SPAT: A Semantic Port-Aware Adaptive-Rate Transmission Protocol for Semantic Communication

TL;DR

This paper introduces SPAT, a novel semantic communication protocol that embeds port information into semantic representations, enhancing robustness and efficiency over traditional transport methods.

Contribution

It presents a port-aware transmission framework with adaptive-rate control, improving semantic communication robustness and efficiency in 6G scenarios.

Findings

SPAT outperforms TCP, UDP, and SITP in reconstruction quality.

SPAT maintains low-latency transmission across various SNRs.

Experimental results validate SPAT's robustness and efficiency.

Abstract

With the evolution of 6G, semantic communication has emerged as a promising paradigm by prioritizing the delivery of task-relevant meaning over strict bit-level correctness. However, existing transport mechanisms still rely on explicit port headers and bit-level validation, making them vulnerable to header corruption and the resulting packet loss. To address this issue, this paper proposes a Semantic Port-Aware Adaptive-Rate Transmission Protocol (SPAT) for semantic communication. The proposed framework jointly embeds source and destination port information into semantic representations, thereby reducing dependence on explicit port headers while enabling robust port-aware transmission. Furthermore, a differentiated semantic processing mechanism is developed for uplink and downlink scenarios, where port identification is introduced for uplink service recognition and destination-aware conditional gating is designed for downlink selective decoding.
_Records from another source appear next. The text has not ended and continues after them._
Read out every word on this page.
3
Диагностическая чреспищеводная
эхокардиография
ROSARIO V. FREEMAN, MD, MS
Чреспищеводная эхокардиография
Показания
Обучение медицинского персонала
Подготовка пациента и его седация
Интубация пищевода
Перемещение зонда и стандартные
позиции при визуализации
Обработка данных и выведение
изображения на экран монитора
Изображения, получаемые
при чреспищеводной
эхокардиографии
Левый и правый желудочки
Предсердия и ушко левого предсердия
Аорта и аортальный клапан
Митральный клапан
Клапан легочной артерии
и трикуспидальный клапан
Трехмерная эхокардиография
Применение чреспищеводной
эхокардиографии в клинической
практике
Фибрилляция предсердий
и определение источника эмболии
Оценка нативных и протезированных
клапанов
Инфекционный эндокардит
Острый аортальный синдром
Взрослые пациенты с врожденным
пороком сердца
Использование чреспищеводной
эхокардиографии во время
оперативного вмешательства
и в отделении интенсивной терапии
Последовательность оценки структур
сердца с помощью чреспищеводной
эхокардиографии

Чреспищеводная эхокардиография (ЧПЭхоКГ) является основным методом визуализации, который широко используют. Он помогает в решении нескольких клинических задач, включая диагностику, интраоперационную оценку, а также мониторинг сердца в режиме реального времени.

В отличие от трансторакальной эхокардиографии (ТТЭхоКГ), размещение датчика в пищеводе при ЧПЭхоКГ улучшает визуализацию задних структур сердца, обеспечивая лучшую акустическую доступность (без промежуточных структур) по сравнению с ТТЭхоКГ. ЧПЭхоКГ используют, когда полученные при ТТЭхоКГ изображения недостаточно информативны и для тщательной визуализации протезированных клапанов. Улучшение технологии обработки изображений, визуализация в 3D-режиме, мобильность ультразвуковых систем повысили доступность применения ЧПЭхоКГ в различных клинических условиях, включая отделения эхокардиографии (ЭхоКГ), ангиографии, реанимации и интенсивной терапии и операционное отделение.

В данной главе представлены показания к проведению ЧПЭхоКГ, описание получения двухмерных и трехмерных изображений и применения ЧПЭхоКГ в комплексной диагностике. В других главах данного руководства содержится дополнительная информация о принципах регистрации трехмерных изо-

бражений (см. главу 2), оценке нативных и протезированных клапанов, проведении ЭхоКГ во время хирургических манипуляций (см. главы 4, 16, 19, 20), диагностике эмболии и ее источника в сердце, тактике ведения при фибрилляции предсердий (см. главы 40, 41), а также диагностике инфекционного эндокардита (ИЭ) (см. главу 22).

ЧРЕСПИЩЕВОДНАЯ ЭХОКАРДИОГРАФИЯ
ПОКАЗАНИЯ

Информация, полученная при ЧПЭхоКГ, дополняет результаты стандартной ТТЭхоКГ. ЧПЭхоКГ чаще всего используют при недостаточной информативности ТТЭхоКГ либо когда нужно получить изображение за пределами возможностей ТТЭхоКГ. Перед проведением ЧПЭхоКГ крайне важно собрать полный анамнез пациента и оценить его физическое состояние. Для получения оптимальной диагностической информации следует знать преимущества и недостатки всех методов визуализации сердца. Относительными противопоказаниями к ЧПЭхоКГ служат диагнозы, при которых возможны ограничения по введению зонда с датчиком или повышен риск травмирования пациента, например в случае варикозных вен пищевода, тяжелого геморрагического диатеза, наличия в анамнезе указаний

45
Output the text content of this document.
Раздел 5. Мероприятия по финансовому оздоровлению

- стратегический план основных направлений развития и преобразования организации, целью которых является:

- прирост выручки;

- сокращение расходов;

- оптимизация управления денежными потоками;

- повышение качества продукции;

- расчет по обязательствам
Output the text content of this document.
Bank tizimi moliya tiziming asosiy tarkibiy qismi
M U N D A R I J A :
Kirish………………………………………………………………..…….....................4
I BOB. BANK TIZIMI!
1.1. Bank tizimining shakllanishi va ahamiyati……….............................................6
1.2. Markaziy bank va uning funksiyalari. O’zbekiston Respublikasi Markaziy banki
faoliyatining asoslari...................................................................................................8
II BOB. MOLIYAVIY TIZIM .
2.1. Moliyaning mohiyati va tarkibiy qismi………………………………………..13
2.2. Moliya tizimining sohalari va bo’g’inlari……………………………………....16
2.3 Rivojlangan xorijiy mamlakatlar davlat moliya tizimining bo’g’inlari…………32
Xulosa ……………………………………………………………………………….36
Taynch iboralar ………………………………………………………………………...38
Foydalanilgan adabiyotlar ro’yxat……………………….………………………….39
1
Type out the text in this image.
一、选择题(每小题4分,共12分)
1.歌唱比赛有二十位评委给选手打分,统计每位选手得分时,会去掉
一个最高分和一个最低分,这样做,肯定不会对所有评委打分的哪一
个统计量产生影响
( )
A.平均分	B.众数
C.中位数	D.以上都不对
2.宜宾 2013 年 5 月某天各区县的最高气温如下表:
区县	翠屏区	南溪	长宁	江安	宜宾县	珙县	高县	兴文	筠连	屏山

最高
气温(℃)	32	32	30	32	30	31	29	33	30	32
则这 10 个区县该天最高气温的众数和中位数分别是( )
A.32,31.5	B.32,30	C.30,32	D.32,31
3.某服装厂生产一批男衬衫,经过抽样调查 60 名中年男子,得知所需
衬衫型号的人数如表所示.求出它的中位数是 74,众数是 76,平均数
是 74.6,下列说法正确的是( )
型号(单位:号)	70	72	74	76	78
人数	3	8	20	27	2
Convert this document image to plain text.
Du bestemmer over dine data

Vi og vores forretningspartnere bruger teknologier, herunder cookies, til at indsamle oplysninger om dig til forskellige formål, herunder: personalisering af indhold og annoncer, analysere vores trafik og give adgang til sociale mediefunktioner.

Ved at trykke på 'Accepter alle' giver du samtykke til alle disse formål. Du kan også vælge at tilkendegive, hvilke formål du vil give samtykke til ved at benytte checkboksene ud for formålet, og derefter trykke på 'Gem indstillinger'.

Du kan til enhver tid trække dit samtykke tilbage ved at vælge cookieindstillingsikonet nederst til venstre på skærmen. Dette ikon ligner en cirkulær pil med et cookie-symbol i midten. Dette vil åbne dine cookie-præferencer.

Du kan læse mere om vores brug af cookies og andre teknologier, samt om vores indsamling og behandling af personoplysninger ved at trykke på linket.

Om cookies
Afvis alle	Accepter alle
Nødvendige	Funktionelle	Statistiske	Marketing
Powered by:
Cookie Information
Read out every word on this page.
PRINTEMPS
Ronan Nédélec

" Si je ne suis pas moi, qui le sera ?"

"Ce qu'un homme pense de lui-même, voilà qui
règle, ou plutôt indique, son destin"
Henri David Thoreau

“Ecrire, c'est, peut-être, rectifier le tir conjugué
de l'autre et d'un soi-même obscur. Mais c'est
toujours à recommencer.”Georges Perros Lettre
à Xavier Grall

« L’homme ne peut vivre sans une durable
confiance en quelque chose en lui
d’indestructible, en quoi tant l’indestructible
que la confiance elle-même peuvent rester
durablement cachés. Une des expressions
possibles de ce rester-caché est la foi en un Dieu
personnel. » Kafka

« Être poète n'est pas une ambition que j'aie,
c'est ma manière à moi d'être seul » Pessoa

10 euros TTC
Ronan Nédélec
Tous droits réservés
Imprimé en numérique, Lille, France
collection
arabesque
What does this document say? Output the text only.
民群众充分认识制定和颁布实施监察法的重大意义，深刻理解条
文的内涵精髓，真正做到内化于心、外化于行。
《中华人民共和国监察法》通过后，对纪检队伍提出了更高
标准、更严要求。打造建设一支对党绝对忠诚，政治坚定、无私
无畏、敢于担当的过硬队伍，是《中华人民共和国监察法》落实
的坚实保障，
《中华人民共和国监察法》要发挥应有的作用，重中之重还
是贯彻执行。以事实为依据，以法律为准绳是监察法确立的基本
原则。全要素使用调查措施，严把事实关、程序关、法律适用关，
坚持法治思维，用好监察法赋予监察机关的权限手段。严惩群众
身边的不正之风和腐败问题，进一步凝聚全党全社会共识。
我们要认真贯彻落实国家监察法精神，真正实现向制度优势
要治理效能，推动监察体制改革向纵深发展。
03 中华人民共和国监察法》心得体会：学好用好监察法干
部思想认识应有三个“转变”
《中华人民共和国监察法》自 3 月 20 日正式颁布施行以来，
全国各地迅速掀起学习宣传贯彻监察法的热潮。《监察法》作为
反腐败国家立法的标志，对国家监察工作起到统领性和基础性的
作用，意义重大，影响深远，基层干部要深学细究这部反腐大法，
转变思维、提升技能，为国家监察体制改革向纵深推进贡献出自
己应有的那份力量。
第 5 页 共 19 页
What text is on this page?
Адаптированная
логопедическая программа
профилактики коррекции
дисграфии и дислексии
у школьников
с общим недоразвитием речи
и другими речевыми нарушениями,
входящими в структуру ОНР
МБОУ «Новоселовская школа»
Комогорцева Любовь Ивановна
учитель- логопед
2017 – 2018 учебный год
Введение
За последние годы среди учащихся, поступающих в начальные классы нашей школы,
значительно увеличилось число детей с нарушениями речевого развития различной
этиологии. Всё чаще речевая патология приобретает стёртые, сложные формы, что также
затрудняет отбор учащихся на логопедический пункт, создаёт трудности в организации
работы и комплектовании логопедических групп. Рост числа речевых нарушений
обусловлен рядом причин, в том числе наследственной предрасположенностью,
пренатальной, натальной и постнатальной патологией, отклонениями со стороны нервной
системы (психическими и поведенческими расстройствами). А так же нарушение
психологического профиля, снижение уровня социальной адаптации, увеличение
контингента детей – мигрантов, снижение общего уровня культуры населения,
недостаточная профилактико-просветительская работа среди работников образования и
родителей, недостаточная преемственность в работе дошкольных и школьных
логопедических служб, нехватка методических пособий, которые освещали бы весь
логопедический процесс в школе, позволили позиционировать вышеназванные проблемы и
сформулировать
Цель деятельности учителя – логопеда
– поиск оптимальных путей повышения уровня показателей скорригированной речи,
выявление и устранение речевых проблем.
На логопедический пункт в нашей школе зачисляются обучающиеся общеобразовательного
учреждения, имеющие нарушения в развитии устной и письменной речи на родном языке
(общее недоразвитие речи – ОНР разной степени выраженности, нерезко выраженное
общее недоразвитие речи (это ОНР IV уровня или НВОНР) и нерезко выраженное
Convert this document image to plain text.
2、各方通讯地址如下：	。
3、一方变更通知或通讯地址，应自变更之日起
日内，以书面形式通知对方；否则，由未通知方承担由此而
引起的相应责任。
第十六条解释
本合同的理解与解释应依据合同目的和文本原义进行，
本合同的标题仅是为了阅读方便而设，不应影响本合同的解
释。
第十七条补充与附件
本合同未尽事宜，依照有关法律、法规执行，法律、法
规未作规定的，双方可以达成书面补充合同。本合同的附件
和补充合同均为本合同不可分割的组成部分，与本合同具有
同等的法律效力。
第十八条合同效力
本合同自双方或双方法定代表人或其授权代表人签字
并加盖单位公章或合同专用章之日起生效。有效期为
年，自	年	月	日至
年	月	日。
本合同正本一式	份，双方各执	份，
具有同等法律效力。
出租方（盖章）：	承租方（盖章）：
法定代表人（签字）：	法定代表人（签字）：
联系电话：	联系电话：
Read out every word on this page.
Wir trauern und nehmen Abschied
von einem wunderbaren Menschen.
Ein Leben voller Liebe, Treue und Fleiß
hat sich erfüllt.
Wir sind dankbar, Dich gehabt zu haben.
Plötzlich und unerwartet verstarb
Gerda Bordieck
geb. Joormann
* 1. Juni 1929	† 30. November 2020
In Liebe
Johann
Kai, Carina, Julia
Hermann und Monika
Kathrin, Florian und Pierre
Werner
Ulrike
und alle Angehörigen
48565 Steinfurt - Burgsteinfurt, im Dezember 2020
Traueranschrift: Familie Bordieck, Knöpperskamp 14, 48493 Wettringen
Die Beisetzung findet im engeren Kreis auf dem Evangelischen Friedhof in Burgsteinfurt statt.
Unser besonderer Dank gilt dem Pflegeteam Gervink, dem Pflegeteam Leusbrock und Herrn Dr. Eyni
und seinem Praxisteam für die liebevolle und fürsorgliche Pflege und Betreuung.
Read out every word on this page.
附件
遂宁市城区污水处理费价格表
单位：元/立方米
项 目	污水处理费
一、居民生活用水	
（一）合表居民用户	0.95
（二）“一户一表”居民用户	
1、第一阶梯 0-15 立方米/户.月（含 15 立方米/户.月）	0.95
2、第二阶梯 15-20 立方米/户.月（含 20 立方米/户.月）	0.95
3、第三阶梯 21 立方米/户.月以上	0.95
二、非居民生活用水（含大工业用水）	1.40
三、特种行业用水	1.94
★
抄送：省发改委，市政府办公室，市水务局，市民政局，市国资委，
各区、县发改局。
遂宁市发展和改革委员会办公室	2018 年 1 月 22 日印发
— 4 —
In addition, an adaptive-rate controller is incorporated to dynamically adjust the number of transmitted semantic channels according to channel conditions and feature importance, thereby improving both robustness and transmission efficiency. Experimental results on the AFHQ and ImageNet-10 datasets, together with real-world experimental measurements, demonstrate that SPAT consistently outperforms TCP, UDP, and SITP in reconstruction quality across different SNRs while maintaining low-latency transmission.